“You better keep your head, little girl, or you won’t know where I am”

A dear old professor of mine stopped by to chat about this story. He had read it. He was one of the readers for the Duke contest.

He stood there, staring at me in his kindly, near-sighted manner, and a thought flashed in my head:

“He knows I was molested, and he doesn’t hate me. He doesn’t think I’m a bad person. He thinks I’m alright.”

Here’s the answer to the question as to why I submitted it, I guess. I wanted the people who taught me, some of the smartest people in this country, to know about what happened. I wanted them to know that it can happen to anyone, their student, their friend, their kid (so many of my friends, whose names I cannot name, have had similar things happen to them). And I also wanted to feel Ok about it, as opposed to constantly, bitterly, flushed-in-the-face-and-ready-to-bawl ashamed.

My first impulse, nevertheless, was to start crying and apologizing. But it passed, like a cloud passes over the sun, and continues on its merry way.

7 thoughts on ““You better keep your head, little girl, or you won’t know where I am”

  1. Natalia – I have always been impressed by your honesty and upfront personality.
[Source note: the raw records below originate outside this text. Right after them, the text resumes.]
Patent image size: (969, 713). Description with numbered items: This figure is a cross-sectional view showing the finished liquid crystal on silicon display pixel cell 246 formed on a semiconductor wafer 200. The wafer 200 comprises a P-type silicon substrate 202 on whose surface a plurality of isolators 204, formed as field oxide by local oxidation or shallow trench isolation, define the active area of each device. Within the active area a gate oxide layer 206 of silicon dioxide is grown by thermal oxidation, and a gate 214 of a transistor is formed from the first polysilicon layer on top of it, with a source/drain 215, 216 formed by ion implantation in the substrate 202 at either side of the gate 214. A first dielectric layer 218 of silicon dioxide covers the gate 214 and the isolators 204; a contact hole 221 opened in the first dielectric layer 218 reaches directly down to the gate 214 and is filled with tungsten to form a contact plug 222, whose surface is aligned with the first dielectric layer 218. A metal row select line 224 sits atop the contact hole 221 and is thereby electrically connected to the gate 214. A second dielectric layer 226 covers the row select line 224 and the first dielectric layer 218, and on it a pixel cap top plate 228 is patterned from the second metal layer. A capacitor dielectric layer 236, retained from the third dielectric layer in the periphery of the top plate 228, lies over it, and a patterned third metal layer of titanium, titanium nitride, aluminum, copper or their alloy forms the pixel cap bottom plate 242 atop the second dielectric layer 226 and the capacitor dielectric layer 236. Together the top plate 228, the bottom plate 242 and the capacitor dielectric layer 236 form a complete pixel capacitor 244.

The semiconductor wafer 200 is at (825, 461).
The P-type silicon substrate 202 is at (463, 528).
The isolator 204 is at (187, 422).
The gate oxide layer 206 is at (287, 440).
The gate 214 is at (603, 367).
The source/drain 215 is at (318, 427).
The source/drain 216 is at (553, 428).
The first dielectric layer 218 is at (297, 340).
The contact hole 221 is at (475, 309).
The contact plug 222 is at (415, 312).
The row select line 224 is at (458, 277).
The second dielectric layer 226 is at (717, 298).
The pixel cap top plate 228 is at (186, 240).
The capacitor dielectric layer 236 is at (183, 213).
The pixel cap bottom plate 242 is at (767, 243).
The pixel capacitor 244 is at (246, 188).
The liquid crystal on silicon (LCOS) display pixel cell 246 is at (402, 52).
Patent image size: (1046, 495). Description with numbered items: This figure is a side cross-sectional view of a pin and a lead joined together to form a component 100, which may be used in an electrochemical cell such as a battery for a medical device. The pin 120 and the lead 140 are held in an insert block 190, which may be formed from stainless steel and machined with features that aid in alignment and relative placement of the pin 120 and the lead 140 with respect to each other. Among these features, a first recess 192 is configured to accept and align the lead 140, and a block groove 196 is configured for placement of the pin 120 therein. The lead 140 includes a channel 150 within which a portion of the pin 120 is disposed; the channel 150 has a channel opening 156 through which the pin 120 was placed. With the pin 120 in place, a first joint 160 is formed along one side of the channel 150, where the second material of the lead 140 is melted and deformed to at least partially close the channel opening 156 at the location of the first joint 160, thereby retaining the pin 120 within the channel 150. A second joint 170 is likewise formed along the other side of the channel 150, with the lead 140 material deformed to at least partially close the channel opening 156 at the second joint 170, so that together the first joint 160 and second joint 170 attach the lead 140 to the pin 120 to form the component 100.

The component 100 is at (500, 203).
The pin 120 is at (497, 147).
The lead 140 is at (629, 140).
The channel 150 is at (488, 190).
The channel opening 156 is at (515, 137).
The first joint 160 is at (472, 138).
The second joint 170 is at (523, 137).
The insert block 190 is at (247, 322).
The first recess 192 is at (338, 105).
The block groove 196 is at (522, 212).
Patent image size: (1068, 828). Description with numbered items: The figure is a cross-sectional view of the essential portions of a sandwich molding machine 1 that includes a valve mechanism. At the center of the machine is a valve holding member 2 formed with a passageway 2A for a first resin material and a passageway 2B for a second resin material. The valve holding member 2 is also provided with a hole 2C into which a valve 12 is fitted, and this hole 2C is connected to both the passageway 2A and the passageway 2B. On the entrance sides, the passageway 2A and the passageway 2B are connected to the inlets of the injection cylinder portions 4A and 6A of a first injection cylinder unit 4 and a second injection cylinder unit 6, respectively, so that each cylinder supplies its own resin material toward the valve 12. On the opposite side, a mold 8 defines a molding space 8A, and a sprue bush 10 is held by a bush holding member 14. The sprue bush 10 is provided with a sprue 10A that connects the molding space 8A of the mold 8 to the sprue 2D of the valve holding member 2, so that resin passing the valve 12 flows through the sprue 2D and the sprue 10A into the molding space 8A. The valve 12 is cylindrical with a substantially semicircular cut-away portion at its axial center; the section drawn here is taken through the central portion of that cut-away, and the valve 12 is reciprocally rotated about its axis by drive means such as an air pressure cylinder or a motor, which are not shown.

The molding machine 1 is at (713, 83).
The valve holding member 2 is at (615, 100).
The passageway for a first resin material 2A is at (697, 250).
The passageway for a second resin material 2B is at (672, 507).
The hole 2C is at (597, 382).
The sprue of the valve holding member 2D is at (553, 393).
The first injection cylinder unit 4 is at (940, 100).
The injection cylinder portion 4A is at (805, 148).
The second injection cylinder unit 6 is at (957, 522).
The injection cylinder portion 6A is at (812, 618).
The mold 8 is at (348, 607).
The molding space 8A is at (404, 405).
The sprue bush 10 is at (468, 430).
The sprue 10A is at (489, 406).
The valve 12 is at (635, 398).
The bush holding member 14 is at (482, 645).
It is a good thing that you are capable of facing your past and that part of your life with such conviction.

    For many people, abuse is something to bury and hide, until it eats away at them from the inside out. It isn’t something which will ever go away – its a part of your past, but the more light you keep on it, the less likely it will be that it can get the best of you. The danger is rarely in what you recognize, but its in what you avoid dealing with.


  2. you are an inspiration! Just keep on speaking and writing till the “light breaks and the shadows flee away”.

  3. Natalia – I cant speak for your professors, but the stories of your past have caused me to realize that this is something that could happen to my own daughter. Not the most comfortable realization in the world, but I’d rather find out this way then risk learning another way.

  4. I’m new(ish) to your blog and didn’t know that about you. I think it’s extremely courageous of you to speak out, and extremely necessary. The stories need to be told. No one will think badly of you – you stand before them as a survivor.